Several tests exists for the library. In order to run the tests, you could run:

cd $source_folder
mkdir build
cmake <cmake options> ..
make
make test

or in case you are using a IDE (XCode, Visual Studio), "building" the target "RUN_TESTS" will also run the tests. Some tests are running Matlab, and need a valid Matlab installation (with a valid license).


6 - Known issues

  • It is known that the MEX files on OSX do not honor their dependencies (boost) because of a troubleshooting with Matlab. On OSX currently the only possible way to run the MEX file is to use the static boost libraries.

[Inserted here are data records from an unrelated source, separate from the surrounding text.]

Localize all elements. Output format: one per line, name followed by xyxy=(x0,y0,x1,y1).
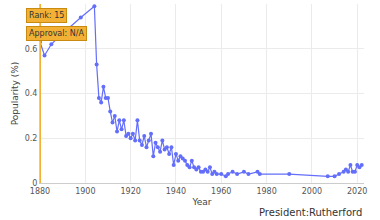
svg-text:0.6: 0.6 xyxy=(25,45,38,54)
svg-text:0.4: 0.4 xyxy=(25,89,38,98)
svg-text:Rank: 15: Rank: 15 xyxy=(29,11,64,20)
svg-text:1900: 1900 xyxy=(75,187,95,196)
svg-text:0: 0 xyxy=(32,179,37,188)
svg-text:1960: 1960 xyxy=(211,187,231,196)
svg-text:1920: 1920 xyxy=(120,187,140,196)
svg-text:Popularity (%): Popularity (%) xyxy=(10,62,20,126)
svg-text:2020: 2020 xyxy=(347,187,367,196)
svg-text:Approval: N/A: Approval: N/A xyxy=(29,29,84,38)
svg-text:President:Rutherford: President:Rutherford xyxy=(259,207,362,218)
svg-text:0.2: 0.2 xyxy=(25,134,38,143)
svg-text:2000: 2000 xyxy=(302,187,322,196)
svg-text:1940: 1940 xyxy=(166,187,186,196)
svg-text:1880: 1880 xyxy=(30,187,50,196)
svg-text:1980: 1980 xyxy=(256,187,276,196)
svg-text:Year: Year xyxy=(191,197,211,207)
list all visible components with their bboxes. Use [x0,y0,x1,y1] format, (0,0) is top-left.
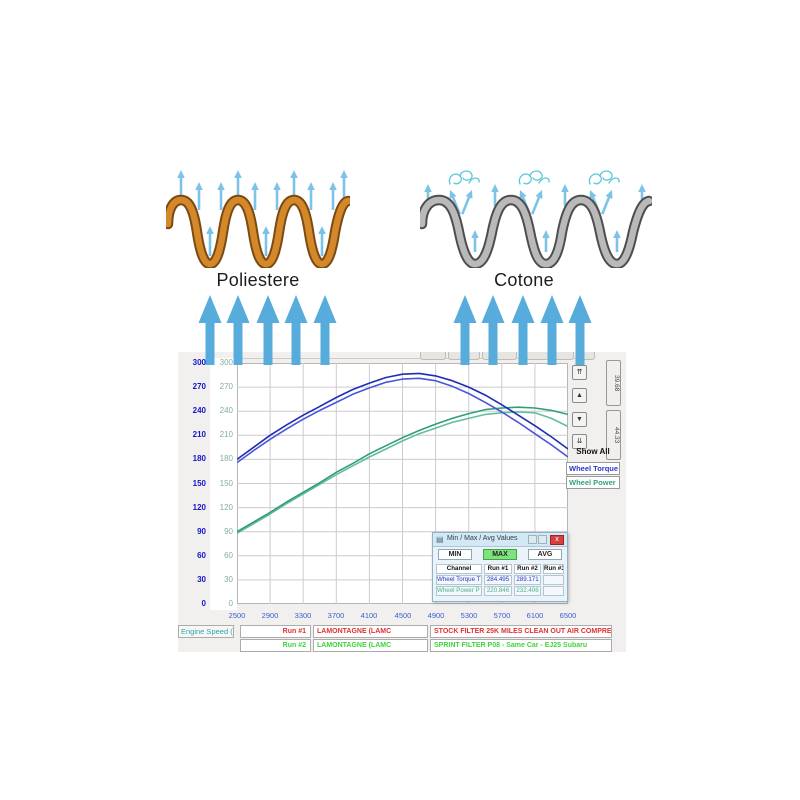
scroll-top-button[interactable]: ⇈ [572,365,587,380]
rpm-axis-tick: 6100 [526,611,544,620]
dyno-plot-area [237,363,568,604]
power-axis-tick: 0 [228,599,233,608]
min-max-avg-window[interactable]: ▤ Min / Max / Avg Values x MIN MAX AVG C… [432,532,568,602]
legend-wheel-power[interactable]: Wheel Power [566,476,620,489]
col-header-run1: Run #1 [484,564,512,574]
power-run2-value: 232.406 [514,586,541,596]
minimize-button[interactable] [528,535,537,544]
toolbar-divider [233,358,589,359]
torque-axis-tick: 210 [192,430,206,439]
rpm-axis-tick: 4500 [394,611,412,620]
scroll-down-button[interactable]: ▼ [572,412,587,427]
col-header-run2: Run #2 [514,564,541,574]
turbulent-air-arrows [424,184,646,252]
rpm-axis-tick: 4900 [427,611,445,620]
engine-speed-axis-label: Engine Speed (R [178,625,234,638]
rpm-axis-tick: 3300 [294,611,312,620]
incoming-air-arrows [453,295,592,365]
run1-description: STOCK FILTER 25K MILES CLEAN OUT AIR COM… [430,625,612,638]
toolbar-button-stub[interactable] [420,352,446,360]
scale-button-top[interactable]: 39.68 [606,360,621,406]
cotton-wave-graphic [416,170,655,270]
channel-wheel-power: Wheel Power P ft [436,586,482,596]
power-axis-tick: 300 [219,358,233,367]
show-all-button[interactable]: Show All [576,447,610,456]
popup-titlebar[interactable]: ▤ Min / Max / Avg Values x [433,533,567,547]
power-axis-tick: 150 [219,479,233,488]
scale-button-bottom[interactable]: 44.33 [606,410,621,460]
torque-run1-value: 284.495 [484,575,512,585]
torque-axis-tick: 150 [192,479,206,488]
rpm-axis-tick: 2500 [228,611,246,620]
torque-axis-tick: 180 [192,454,206,463]
maximize-button[interactable] [538,535,547,544]
torque-axis-tick: 30 [197,575,206,584]
avg-button[interactable]: AVG [528,549,562,560]
curve-wheel-power-run-2 [237,406,568,533]
torque-axis-tick: 270 [192,382,206,391]
rpm-axis-tick: 4100 [360,611,378,620]
power-axis-tick: 30 [224,575,233,584]
power-axis-tick: 240 [219,406,233,415]
polyester-filter-diagram: Poliestere [162,168,354,368]
power-run1-value: 220.846 [484,586,512,596]
legend-wheel-torque[interactable]: Wheel Torque [566,462,620,475]
cotton-media-wave [416,194,655,270]
torque-axis-tick: 240 [192,406,206,415]
values-icon: ▤ [436,535,444,544]
run2-label: Run #2 [240,639,311,652]
dyno-software-panel: 300 270 240 210 180 150 120 90 60 30 0 300 270 240 21… [178,352,626,652]
polyester-media-wave [162,194,354,270]
power-axis-tick: 180 [219,454,233,463]
polyester-wave-graphic [162,170,354,270]
scroll-bottom-button[interactable]: ⇊ [572,434,587,449]
toolbar-button-stub[interactable] [482,352,517,360]
torque-axis-tick: 0 [201,599,206,608]
scroll-up-button[interactable]: ▲ [572,388,587,403]
rpm-axis-tick: 5700 [493,611,511,620]
rpm-axis-tick: 2900 [261,611,279,620]
channel-wheel-torque: Wheel Torque T ft [436,575,482,585]
plot-margin [210,358,237,610]
max-button[interactable]: MAX [483,549,517,560]
torque-axis-tick: 90 [197,527,206,536]
torque-axis-tick: 60 [197,551,206,560]
power-axis-tick: 90 [224,527,233,536]
torque-axis-tick: 120 [192,503,206,512]
run1-label: Run #1 [240,625,311,638]
col-header-channel: Channel [436,564,482,574]
run2-description: SPRINT FILTER P08 - Same Car - EJ25 Suba… [430,639,612,652]
run2-driver: LAMONTAGNE (LAMC [313,639,428,652]
run1-driver: LAMONTAGNE (LAMC [313,625,428,638]
popup-title: Min / Max / Avg Values [447,535,518,542]
torque-run3-value [543,575,564,585]
power-axis-tick: 270 [219,382,233,391]
curve-wheel-torque-run-2 [237,372,568,461]
power-run3-value [543,586,564,596]
rpm-axis-tick: 5300 [460,611,478,620]
curve-wheel-torque-run-1 [237,377,568,464]
torque-axis-tick: 300 [192,358,206,367]
power-axis-tick: 210 [219,430,233,439]
power-axis-tick: 120 [219,503,233,512]
rpm-axis-tick: 6500 [559,611,577,620]
min-button[interactable]: MIN [438,549,472,560]
rpm-axis-tick: 3700 [327,611,345,620]
col-header-run3: Run #3 [543,564,564,574]
cotton-label: Cotone [494,270,554,290]
clean-air-arrows [177,170,348,256]
cotton-filter-diagram: Cotone [416,168,655,368]
torque-run2-value: 289.171 [514,575,541,585]
close-icon[interactable]: x [550,535,564,545]
turbulence-swirl-icon [448,170,620,185]
polyester-label: Poliestere [216,270,300,290]
incoming-air-arrows [198,295,337,365]
power-axis-tick: 60 [224,551,233,560]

  • On Linux, some symbol may clash with Matlab. This is mainly because Matlab is shipped with its own libstdc++, that may be older than the one used for compiling the MEX extensions. In that case, you can safely run Matlab with the new version of libstdc++ that is shipped with your system, using the following command

    LD_PRELOAD=/path/to/your/libstdc++.so matlab
    

This will load the new version of libstdc++.so in memory prior to launching Matlab. Since those are ABI-compatible, you should not experience any problem with that hack.